Upon Oyama's return to civilization he traveled to the US in the early 1950s and performed as a wrestler. Coming back to Japan, in 1953 he opened his first school, naming it 'Oyama Dojo'. In 1957 he renamed his method Kyokushinkai (The Society of Ultimate Truth - meaning to find the truth of oneself, of one's character, through hard, arduous training and testing). His reputation was growing and overseas visitors were turning up to train with him. From the 1960s on Kyokushinkai spread throughout Japan and internationally with Oyama sending out promising instructors to teach and open their own schools.
Mas Oyama died in 1994 and his passing caused his organization to splinter into different groups as no clear successor had been named. Kyokushinkai is one of the most popular styles of karate now practiced around the world.

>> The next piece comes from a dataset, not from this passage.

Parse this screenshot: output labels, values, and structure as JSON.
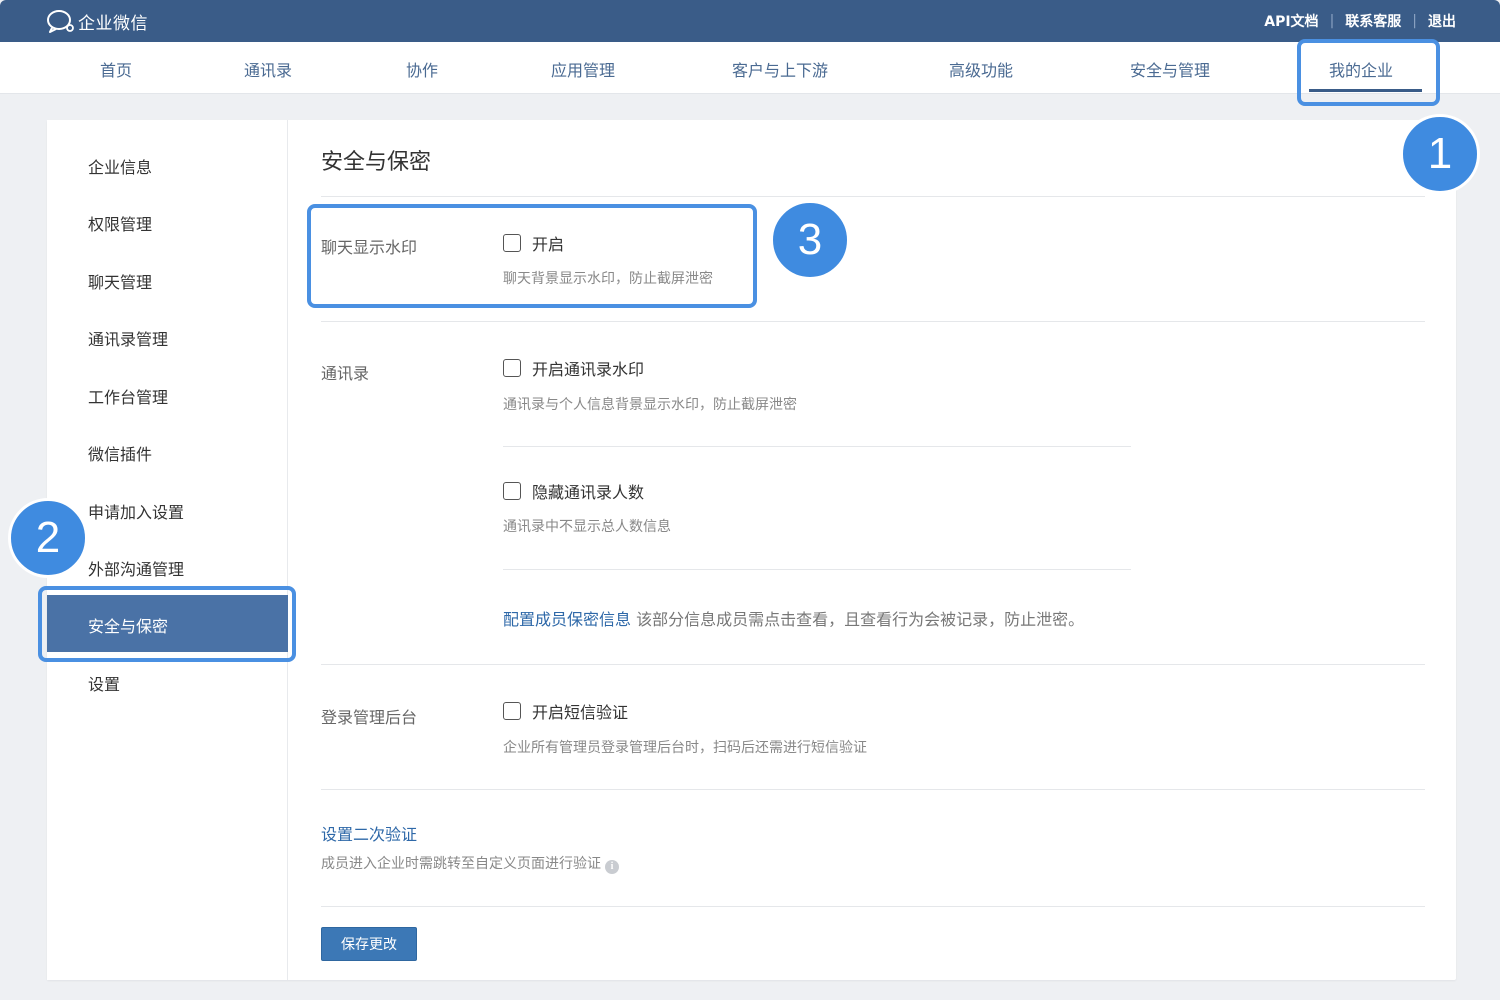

As noted, Kyokushinkai is famous as a full contact form of karate and punches are not pulled. However, punching and elbowing to the face are disallowed, though kicks and knees are acceptable. In lighter sparring punches and elbows to the head may be practiced, but not at full speed or power. Fighters tend to be more upright, closer and work in combinations rather than take a more standoffish stance seen in other styles of karate that place more emphasis on speed and delivering a (controlled) single blow supposed to end a real fight. One of the more dramatic sparring events is multi-person extended sparring sessions. A practitioner faces multiple opponents for two minute rounds with a one minute rest in between. Officially recognized tests are the 50 man and 100 man sessions, though preparatory training will build up from 10 men. The Kendo master Yamaoka Tesshu also emphasized this type of training for advanced students with the intention being to so utterly exhaust the participant that he 'forgot' himself, forgot his technique, forgot about victory or defeat and, in the process, discovered something essential to himself and to life and existence. This was the way beyond technique and beyond self.